Ted Rodgerson

Personal information
- Full name: Edward Rodgerson
- Date of birth: 3 April 1891
- Place of birth: Sunderland, England
- Date of death: 8 January 1962 (aged 70)
- Place of death: Sunderland, England
- Height: 5 ft 8 in (1.73 m)
- Position(s): Inside forward

Senior career*
- Years: Team / Apps / (Gls)
- 19??–1913: Boldon Colliery Welfare
- 1913: Huddersfield Town / 0 / (0)
- 1913–1914: Castleford Town
- 1914–1919: Southend United
- 1919–1920: Bury / 13 / (3)
- 1920–1922: Brighton & Hove Albion / 53 / (11)
- 1922–1923: Clapton Orient / 0 / (0)
- 1924: Torquay United
- 1924–1925: Taunton United
- Southwick (Durham)
- Murton Colliery Welfare

= Ted Rodgerson =

English footballer (1891–1962)

Edward Rodgerson (3 April 1891 – 8 January 1962) was an English professional footballer who played as an inside forward in the Football League for Bury and Brighton & Hove Albion He was also on the books of Huddersfield Town and Clapton Orient without playing for either in the league, and played non-league football for a variety of clubs.

==Life and career==
Rodgerson was born in Sunderland in 1891, the son of Ralph Rodgerson, a ropemaker, and his wife Mary. The 1911 Census finds the family living at Boldon Colliery where Rodgerson worked as a putter.

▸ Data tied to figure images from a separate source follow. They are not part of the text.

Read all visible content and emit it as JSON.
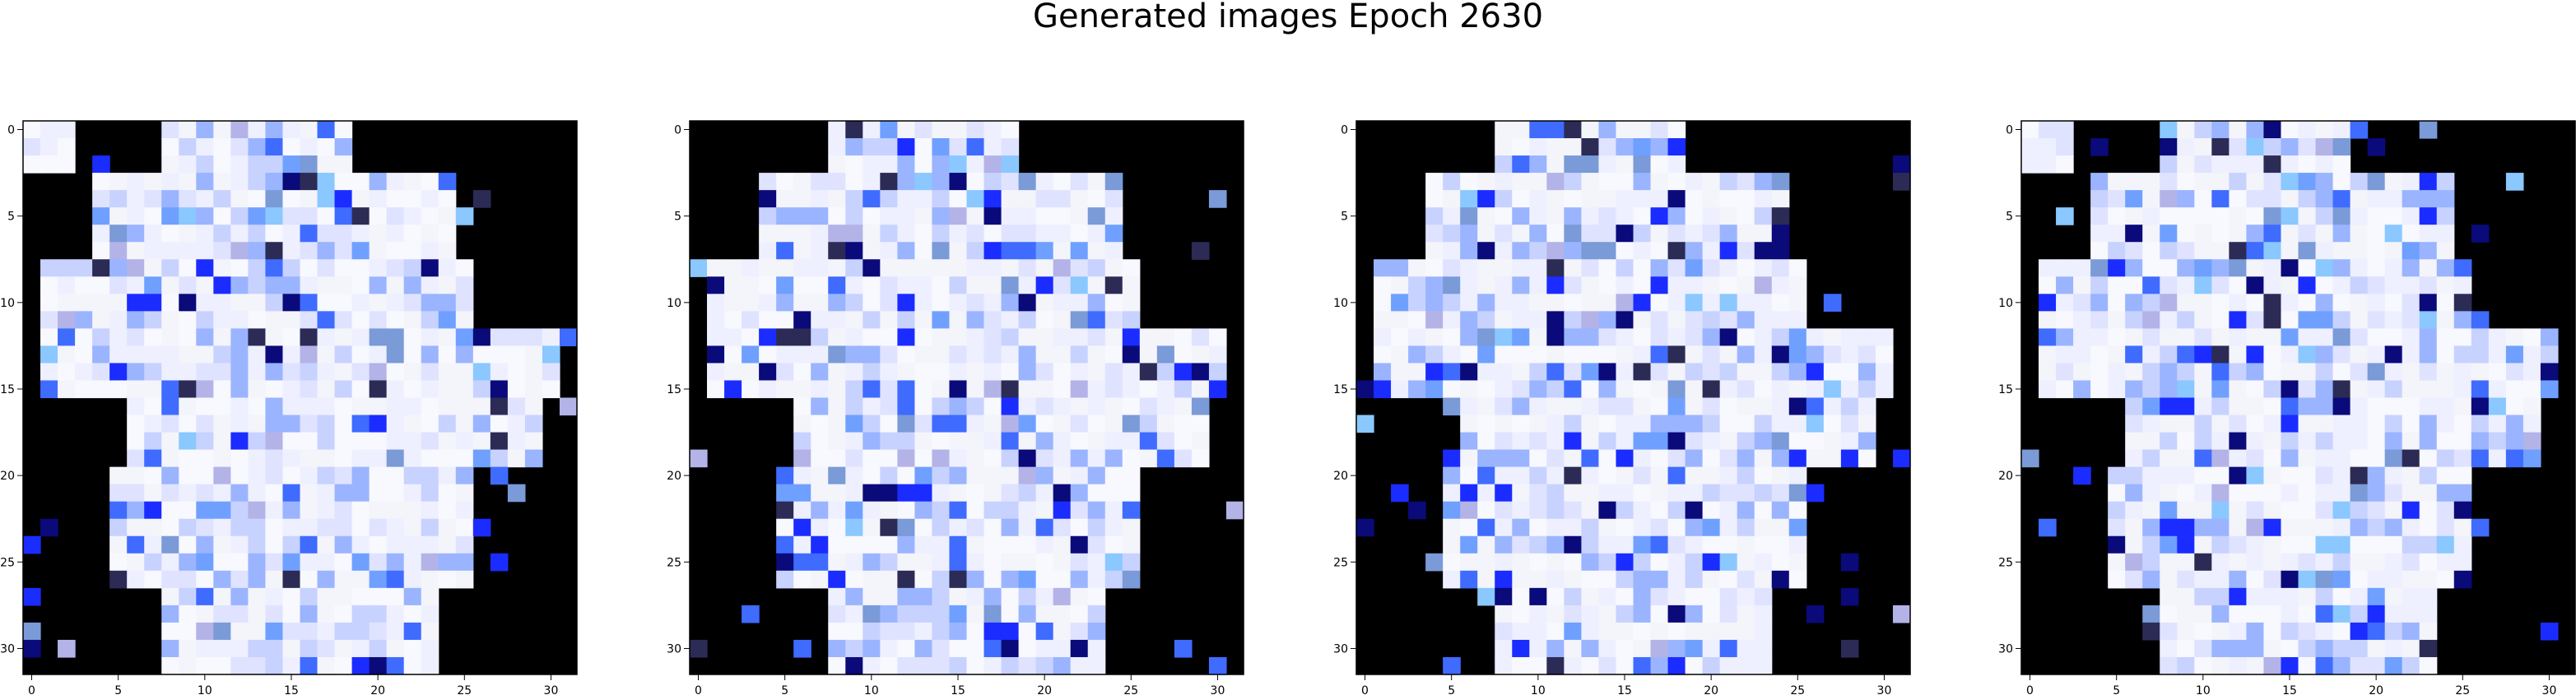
{
  "figure": {
    "title": "Generated images Epoch 2630"
  },
  "chart_data": [
    {
      "type": "heatmap",
      "panel": "image-1",
      "grid": [
        32,
        32
      ],
      "xlim": [
        0,
        31
      ],
      "ylim": [
        31,
        0
      ],
      "xticks": [
        "0",
        "5",
        "10",
        "15",
        "20",
        "25",
        "30"
      ],
      "yticks": [
        "0",
        "5",
        "10",
        "15",
        "20",
        "25",
        "30"
      ],
      "grid_on": false,
      "colormap": "rgb image, white/blue on black"
    },
    {
      "type": "heatmap",
      "panel": "image-2",
      "grid": [
        32,
        32
      ],
      "xlim": [
        0,
        31
      ],
      "ylim": [
        31,
        0
      ],
      "xticks": [
        "0",
        "5",
        "10",
        "15",
        "20",
        "25",
        "30"
      ],
      "yticks": [
        "0",
        "5",
        "10",
        "15",
        "20",
        "25",
        "30"
      ],
      "grid_on": false,
      "colormap": "rgb image, white/blue on black"
    },
    {
      "type": "heatmap",
      "panel": "image-3",
      "grid": [
        32,
        32
      ],
      "xlim": [
        0,
        31
      ],
      "ylim": [
        31,
        0
      ],
      "xticks": [
        "0",
        "5",
        "10",
        "15",
        "20",
        "25",
        "30"
      ],
      "yticks": [
        "0",
        "5",
        "10",
        "15",
        "20",
        "25",
        "30"
      ],
      "grid_on": false,
      "colormap": "rgb image, white/blue on black"
    },
    {
      "type": "heatmap",
      "panel": "image-4",
      "grid": [
        32,
        32
      ],
      "xlim": [
        0,
        31
      ],
      "ylim": [
        31,
        0
      ],
      "xticks": [
        "0",
        "5",
        "10",
        "15",
        "20",
        "25",
        "30"
      ],
      "yticks": [
        "0",
        "5",
        "10",
        "15",
        "20",
        "25",
        "30"
      ],
      "grid_on": false,
      "colormap": "rgb image, white/blue on black"
    }
  ]
}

He played football for Boldon Colliery Welfare, and in 1913, described in the Athletic News as "a forward of the fast, pushful order, with a dangerous rush near goal", joined Football League Second Division club Huddersfield Town. He did not break through to the first team, and by October was playing for Castleford Town of the Midland League. At the end of the season he joined Southern League club Southend United.

He made his Football League debut after the war with Bury in the Second Division, and scored three goals from 13 Second Division matches, including the winner against Wolverhampton Wanderers and the opening goal in a 2–1 win against South Shields.

Rodgerson moved on to Brighton & Hove Albion ahead of their first season in the newly formed Third Division of the Football League. He played in their opening fixture, and remained a regular selection until an injury sustained in an FA Cup tie in January 1922 finished his professional career. An attempted Football League comeback with Clapton Orient came to nothing, but he played Southern League football for Torquay United and Taunton United before returning to his native north-east of England where he played non-league football for teams including Southwick and Murton Colliery Welfare.

The 1939 Register finds Rodgerson living with his wife, Amy, in Moreland Street, Sunderland, and working as a gravedigger. He was still resident at the same address when he died in 1962 at the age of 70.